De artikelen 79 tot en met 81 die betrekking hebben op het Reglement Dienstvoorwaarden, kunnen vervallen omdat, voor zover deze materie niet wordt geregeld in de artikelen over de arbeidsovereenkomst in Boek 7 van het Burgerlijk Wetboek, het de verantwoordelijkheid is van de bedrijven om de dienstvoorwaarden van het personeel vast te stellen.

Artikel II

Tot 5 juni 2006 was RandstadRail, toen bekend als Zoetermeerlijn en Hofpleinlijn, aangewezen als hoofdspoorweg ingevolge de artikelen 2 en 124 van de Spoorwegwet. Deze aanwijzing heeft plaatsgevonden op 31 december 2004 met het Besluit aanwijzing hoofdspoorwegen. Met de aanwijzing als hoofdspoorweg werd per die datum op RandstadRail de Spoorwegwet van toepassing. Voordat RandstadRail als hoofdspoorweg werd aangewezen, was het spoorweg onder de Spoorwegwet 1875. Op grond van artikel 39 van deze oude Spoorwegwet en op grond van artikel 15 van het RDHL, zijn in het verleden vergunningen afgegeven om de omgeving van RandstadRail te beschermen. Te denken valt daarbij aan vergunningen die bouwen en graven in de onmiddellijke nabijheid van de spoorweg toestaan. Deze reeds afgegeven vergunningen en ontheffingen zijn bij de aanwijzing van RandstadRail als hoofdspoorweg onder de nieuwe Spoorwegwet geplaatst door middel van artikel 27 van het Besluit spoorweginfrastructuur. Nu RandstadRail wordt aangewezen locaalspoorweg onder de Locaalspoor- en Tramwegwet, valt RandstadRail opnieuw onder de werking van de Spoorwegwet 1875. Dit betekent dat de vergunningen en ontheffingen die eerder onder de Spoorwegwet waren geplaatst, weer «teruggeplaatst» moeten worden onder de Spoorwegwet 1875. Dat regelt het eerste lid van artikel II.
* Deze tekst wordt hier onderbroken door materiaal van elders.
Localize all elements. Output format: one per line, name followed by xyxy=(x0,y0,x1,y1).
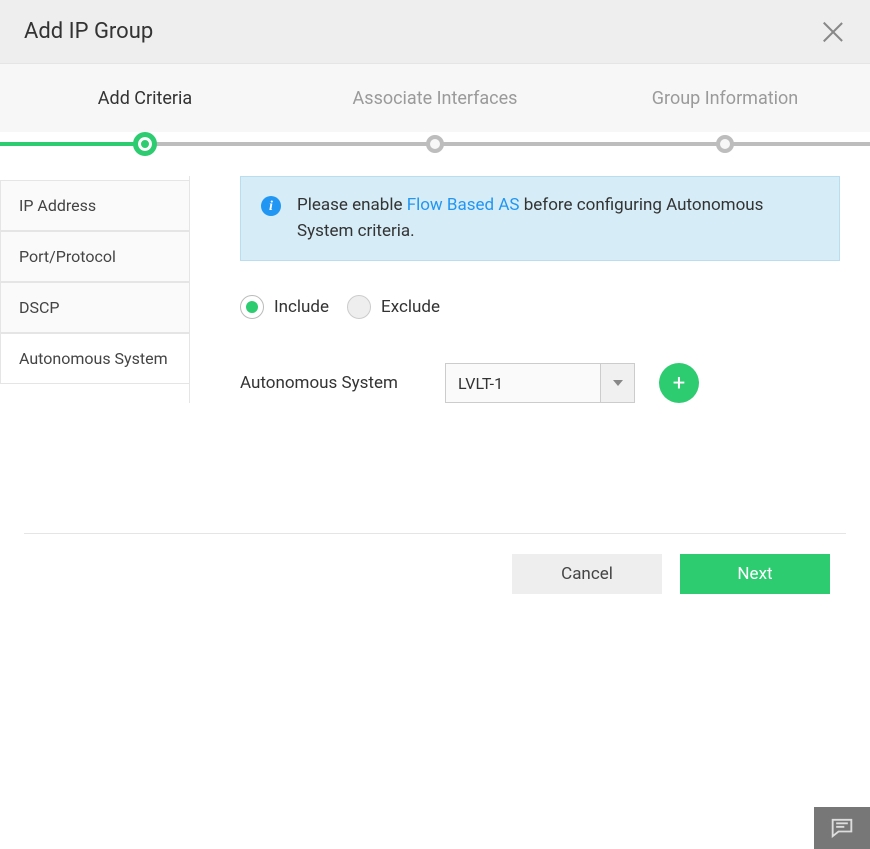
plus-icon: + xyxy=(673,371,685,396)
chevron-down-icon xyxy=(600,364,634,402)
wizard-steps: Add Criteria Associate Interfaces Group … xyxy=(0,64,870,132)
as-select[interactable]: LVLT-1 xyxy=(445,363,635,403)
footer-divider xyxy=(24,533,846,534)
step-group-information[interactable]: Group Information xyxy=(580,88,870,109)
next-button[interactable]: Next xyxy=(680,554,830,594)
step-associate-interfaces[interactable]: Associate Interfaces xyxy=(290,88,580,109)
alert-prefix: Please enable xyxy=(297,195,407,215)
dialog-body: IP Address Port/Protocol DSCP Autonomous… xyxy=(0,156,870,403)
flow-based-as-link[interactable]: Flow Based AS xyxy=(407,195,520,215)
as-select-value: LVLT-1 xyxy=(458,374,503,393)
sidebar-item-dscp[interactable]: DSCP xyxy=(0,282,189,333)
add-as-button[interactable]: + xyxy=(659,363,699,403)
track-line-done xyxy=(0,142,145,146)
step-add-criteria[interactable]: Add Criteria xyxy=(0,88,290,109)
sidebar-item-autonomous-system[interactable]: Autonomous System xyxy=(0,333,189,384)
include-radio[interactable]: Include xyxy=(240,295,329,319)
as-form-row: Autonomous System LVLT-1 + xyxy=(240,363,840,403)
close-icon[interactable] xyxy=(820,19,846,45)
step-node-1 xyxy=(133,132,157,156)
alert-text: Please enable Flow Based AS before confi… xyxy=(297,193,819,244)
dialog-title: Add IP Group xyxy=(24,19,153,44)
wizard-track xyxy=(0,132,870,156)
dialog-footer: Cancel Next xyxy=(0,554,870,594)
sidebar-item-ip-address[interactable]: IP Address xyxy=(0,180,189,231)
as-field-label: Autonomous System xyxy=(240,373,415,393)
radio-icon xyxy=(240,295,264,319)
criteria-main: i Please enable Flow Based AS before con… xyxy=(190,176,870,403)
chat-widget-button[interactable] xyxy=(814,807,870,849)
info-alert: i Please enable Flow Based AS before con… xyxy=(240,176,840,261)
step-node-3 xyxy=(716,135,734,153)
criteria-sidebar: IP Address Port/Protocol DSCP Autonomous… xyxy=(0,176,190,403)
step-node-2 xyxy=(426,135,444,153)
cancel-button[interactable]: Cancel xyxy=(512,554,662,594)
exclude-radio[interactable]: Exclude xyxy=(347,295,440,319)
info-icon: i xyxy=(261,196,281,216)
sidebar-item-port-protocol[interactable]: Port/Protocol xyxy=(0,231,189,282)
radio-icon xyxy=(347,295,371,319)
exclude-label: Exclude xyxy=(381,297,440,317)
include-exclude-group: Include Exclude xyxy=(240,295,840,319)
chat-icon xyxy=(828,814,856,842)
include-label: Include xyxy=(274,297,329,317)
dialog-header: Add IP Group xyxy=(0,0,870,64)
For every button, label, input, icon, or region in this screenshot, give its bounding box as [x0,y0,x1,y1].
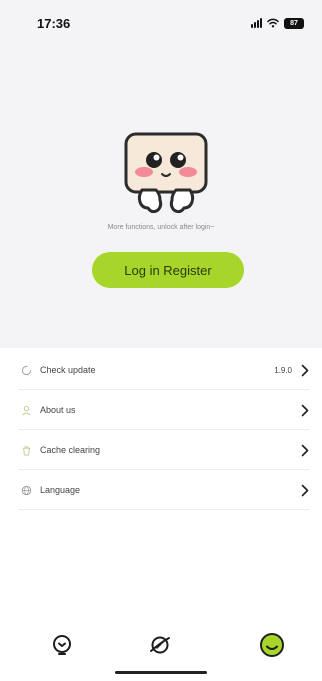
bottom-tab-bar [0,625,322,669]
menu-item-language[interactable]: Language [0,470,322,510]
menu-item-check-update[interactable]: Check update 1.9.0 [0,350,322,390]
battery-icon: 87 [284,17,304,29]
menu-item-cache-clearing[interactable]: Cache clearing [0,430,322,470]
login-hint-text: More functions, unlock after login~ [107,224,215,231]
cellular-signal-icon [251,18,262,28]
lightbulb-icon [53,635,71,655]
user-icon [20,404,32,416]
menu-item-label: Check update [40,365,96,375]
tab-profile[interactable] [258,631,286,659]
menu-item-label: Language [40,485,81,495]
status-icons: 87 [251,16,304,30]
globe-icon [20,484,32,496]
status-bar: 17:36 87 [0,0,322,44]
chevron-right-icon [300,443,310,457]
menu-item-about-us[interactable]: About us [0,390,322,430]
app-screen: 17:36 87 More functions, unlock after lo… [0,0,322,681]
refresh-icon [20,364,32,376]
home-indicator[interactable] [115,671,207,674]
mascot-avatar [124,132,208,214]
wifi-icon [267,18,279,28]
tab-explore[interactable] [146,631,174,659]
menu-item-label: Cache clearing [40,445,101,455]
profile-header: 17:36 87 More functions, unlock after lo… [0,0,322,348]
chevron-right-icon [300,483,310,497]
app-version-value: 1.9.0 [274,365,292,375]
chevron-right-icon [300,403,310,417]
settings-menu: Check update 1.9.0 About us Cache cleari… [0,350,322,510]
status-time: 17:36 [37,16,71,31]
tab-lightbulb[interactable] [48,631,76,659]
smiley-icon [260,633,284,657]
login-register-button[interactable]: Log in Register [92,252,244,288]
menu-item-label: About us [40,405,76,415]
planet-icon [150,636,170,654]
trash-icon [20,444,32,456]
chevron-right-icon [300,363,310,377]
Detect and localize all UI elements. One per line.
Het tweede lid plaatst die ontheffingen en vergunningen onder de Spoorwegwet 1875 en het RDHL, die zijn afgegeven na het moment dat RandstadRail is aangewezen als hoofdspoorweg. Bij deze vergunningen en ontheffingen is er met andere woorden geen sprake van een «terugplaatsing».

De Minister van Verkeer en Waterstaat,

K. M. H. Peijs


XHistnoot

Het advies van de Raad van State wordt niet openbaar gemaakt op grond van artikel 25a, vijfde lid j° vierde lid, onder b van de Wet op de Raad van State, omdat het uitsluitend opmerkingen van redactionele aard bevat.